Antimon (0,005 mg/l)

Antimon ist ein natürliches Element, das in geringen Konzentrationen im Grundwasser vorkommt. Durch den Einsatz als Additiv in Kunststoffen, die für die Trinkwasser-Installation verwendet wurden und nicht den anerkannten Regeln der Technik entsprechen, kann Antimon in das Trinkwasser gelangen.
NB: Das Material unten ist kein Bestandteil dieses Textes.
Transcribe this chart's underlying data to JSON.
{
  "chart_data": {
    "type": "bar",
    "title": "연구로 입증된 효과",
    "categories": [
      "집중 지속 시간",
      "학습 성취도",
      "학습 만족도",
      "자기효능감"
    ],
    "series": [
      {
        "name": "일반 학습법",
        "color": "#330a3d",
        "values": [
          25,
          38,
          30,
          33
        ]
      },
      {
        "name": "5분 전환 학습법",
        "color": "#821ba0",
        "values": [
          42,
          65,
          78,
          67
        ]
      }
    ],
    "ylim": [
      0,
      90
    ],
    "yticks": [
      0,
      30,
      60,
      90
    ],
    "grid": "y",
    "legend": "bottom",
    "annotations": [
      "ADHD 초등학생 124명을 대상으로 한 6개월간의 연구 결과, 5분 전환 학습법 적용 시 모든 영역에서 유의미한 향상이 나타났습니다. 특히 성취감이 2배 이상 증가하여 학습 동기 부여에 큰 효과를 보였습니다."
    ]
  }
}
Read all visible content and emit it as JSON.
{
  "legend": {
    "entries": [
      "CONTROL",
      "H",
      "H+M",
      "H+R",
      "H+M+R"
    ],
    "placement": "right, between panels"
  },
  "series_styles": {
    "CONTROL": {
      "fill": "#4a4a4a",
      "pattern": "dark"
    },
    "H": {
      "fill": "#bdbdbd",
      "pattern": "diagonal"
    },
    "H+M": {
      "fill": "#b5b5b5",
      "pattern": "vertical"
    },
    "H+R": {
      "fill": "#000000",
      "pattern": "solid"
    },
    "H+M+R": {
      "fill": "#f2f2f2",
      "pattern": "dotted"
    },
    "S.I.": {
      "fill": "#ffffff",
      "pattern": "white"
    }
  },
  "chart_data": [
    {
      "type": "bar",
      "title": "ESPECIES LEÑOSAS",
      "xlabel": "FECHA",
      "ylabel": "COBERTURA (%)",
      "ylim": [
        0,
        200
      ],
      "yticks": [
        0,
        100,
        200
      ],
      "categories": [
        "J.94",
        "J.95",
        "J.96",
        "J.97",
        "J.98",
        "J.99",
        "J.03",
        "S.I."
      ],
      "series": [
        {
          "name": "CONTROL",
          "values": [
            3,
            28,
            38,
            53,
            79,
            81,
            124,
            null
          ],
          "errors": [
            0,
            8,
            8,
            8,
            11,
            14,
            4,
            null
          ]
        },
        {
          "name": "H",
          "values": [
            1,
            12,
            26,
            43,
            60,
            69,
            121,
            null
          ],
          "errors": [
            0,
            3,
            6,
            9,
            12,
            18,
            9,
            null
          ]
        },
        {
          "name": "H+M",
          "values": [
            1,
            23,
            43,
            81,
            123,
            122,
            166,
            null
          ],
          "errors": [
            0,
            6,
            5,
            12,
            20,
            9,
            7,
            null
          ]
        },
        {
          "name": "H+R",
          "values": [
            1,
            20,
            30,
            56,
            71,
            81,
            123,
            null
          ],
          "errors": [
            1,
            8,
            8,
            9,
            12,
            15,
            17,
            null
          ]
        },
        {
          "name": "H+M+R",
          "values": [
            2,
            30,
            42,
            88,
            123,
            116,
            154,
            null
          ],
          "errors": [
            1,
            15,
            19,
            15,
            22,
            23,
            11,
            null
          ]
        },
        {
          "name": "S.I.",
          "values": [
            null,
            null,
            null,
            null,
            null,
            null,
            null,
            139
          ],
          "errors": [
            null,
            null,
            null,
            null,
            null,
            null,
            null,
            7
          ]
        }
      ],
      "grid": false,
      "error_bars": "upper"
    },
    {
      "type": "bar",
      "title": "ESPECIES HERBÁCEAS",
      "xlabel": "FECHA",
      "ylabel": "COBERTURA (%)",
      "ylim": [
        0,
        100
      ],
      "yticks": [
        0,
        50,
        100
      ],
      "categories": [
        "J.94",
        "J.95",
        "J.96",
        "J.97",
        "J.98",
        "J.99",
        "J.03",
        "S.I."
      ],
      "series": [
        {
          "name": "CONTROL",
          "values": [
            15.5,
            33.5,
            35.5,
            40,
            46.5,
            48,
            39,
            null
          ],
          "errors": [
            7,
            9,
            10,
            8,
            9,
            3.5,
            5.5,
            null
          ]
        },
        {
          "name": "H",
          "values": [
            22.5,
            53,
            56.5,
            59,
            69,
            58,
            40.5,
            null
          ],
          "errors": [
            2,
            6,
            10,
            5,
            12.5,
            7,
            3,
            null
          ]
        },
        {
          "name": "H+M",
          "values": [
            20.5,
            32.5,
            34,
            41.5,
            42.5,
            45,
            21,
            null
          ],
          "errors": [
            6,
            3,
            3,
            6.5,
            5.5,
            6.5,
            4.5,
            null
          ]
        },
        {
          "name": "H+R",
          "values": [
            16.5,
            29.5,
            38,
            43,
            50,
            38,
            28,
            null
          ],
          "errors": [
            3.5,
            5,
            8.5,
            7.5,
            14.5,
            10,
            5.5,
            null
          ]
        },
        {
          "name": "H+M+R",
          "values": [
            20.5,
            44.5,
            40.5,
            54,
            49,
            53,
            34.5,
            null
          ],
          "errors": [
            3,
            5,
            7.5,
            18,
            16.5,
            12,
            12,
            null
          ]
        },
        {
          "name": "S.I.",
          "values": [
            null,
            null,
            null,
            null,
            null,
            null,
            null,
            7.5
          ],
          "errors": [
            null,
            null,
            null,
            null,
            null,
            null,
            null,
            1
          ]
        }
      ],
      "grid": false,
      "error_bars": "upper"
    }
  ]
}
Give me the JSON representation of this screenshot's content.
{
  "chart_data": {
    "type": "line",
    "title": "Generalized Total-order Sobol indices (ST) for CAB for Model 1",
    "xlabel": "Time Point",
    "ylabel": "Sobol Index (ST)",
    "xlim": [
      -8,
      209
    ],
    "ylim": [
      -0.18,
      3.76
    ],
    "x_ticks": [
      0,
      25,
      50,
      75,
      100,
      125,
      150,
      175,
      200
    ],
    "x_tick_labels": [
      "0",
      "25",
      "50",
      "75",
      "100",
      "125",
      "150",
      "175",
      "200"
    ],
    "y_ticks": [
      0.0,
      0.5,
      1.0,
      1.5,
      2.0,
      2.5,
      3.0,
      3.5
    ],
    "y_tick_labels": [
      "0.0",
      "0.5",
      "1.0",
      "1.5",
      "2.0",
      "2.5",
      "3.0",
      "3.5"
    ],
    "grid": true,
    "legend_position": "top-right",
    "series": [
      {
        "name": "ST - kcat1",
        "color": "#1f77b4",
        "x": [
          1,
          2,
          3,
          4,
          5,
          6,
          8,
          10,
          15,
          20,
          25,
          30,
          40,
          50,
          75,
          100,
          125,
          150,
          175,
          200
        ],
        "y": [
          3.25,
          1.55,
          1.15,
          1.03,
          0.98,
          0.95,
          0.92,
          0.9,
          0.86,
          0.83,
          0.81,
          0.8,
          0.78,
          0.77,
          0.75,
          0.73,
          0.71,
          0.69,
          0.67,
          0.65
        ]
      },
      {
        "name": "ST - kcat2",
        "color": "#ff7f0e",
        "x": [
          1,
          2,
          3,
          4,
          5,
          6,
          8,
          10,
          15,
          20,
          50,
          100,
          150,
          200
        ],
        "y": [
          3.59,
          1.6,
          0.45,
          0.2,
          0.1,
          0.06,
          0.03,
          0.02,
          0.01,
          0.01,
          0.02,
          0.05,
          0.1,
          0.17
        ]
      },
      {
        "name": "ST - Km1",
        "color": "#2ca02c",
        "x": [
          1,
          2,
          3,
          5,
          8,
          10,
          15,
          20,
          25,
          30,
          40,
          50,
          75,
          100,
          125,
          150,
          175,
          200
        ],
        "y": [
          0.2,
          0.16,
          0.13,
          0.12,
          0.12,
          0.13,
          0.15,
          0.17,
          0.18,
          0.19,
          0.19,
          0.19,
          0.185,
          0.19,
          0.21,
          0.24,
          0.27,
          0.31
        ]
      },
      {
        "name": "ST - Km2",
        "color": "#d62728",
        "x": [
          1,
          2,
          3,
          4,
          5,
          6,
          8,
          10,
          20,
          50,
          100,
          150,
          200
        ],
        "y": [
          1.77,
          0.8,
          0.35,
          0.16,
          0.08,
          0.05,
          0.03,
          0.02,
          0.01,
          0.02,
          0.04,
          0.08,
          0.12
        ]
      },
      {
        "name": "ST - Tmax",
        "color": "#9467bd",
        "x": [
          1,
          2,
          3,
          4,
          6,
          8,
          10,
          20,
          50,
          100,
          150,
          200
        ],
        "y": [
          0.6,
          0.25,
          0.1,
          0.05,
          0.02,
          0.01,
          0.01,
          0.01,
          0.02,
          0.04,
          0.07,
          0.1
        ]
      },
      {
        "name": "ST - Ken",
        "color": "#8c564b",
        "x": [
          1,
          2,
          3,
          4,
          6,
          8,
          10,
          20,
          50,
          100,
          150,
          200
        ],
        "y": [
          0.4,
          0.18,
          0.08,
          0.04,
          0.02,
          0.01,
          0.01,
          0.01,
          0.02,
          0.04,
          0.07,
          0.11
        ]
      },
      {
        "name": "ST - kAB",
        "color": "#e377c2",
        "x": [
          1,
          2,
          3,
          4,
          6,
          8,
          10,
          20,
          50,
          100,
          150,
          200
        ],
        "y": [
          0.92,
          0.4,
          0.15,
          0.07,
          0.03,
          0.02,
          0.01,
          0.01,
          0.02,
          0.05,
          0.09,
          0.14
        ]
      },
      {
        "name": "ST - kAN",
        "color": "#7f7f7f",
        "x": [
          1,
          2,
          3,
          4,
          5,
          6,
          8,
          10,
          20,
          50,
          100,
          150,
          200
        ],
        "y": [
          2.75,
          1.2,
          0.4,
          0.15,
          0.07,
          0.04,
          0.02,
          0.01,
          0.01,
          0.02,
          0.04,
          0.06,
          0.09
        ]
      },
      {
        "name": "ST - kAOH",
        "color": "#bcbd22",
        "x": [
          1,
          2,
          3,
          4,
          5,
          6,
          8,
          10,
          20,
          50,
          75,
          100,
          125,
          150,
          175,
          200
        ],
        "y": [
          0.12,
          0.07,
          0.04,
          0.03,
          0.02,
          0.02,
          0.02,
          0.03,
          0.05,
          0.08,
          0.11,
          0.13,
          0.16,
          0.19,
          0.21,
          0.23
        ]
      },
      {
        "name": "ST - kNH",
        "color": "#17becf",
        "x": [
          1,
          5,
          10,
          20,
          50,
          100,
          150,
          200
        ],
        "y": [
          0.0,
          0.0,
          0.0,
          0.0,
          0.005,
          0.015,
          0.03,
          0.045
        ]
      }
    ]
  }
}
Antimon gilt als hochgiftig, sodass das Trinken von belastetem Wasser zu gesundheitlichen Problemen, wie heftiges Erbrechen oder Magengeschwüre führen kann.

Arsen (0,01 mg/l)

Arsen kommt als natürliches Element im Boden vor. Viele Wasservorkommen enthalten natürliche Arsenkonzentrationen, da es durch Sedimente und Gesteinsschichten ins Trinkwasser gelangt. Seinen Einsatz findet es auch in Blei- und Kupferlegierungen, die für Rohre der Trinkwasser-Installation verwendet werden. Da Arsen hochgiftig ist, kann schon die Aufnahme geringer Mengen schädlich sein.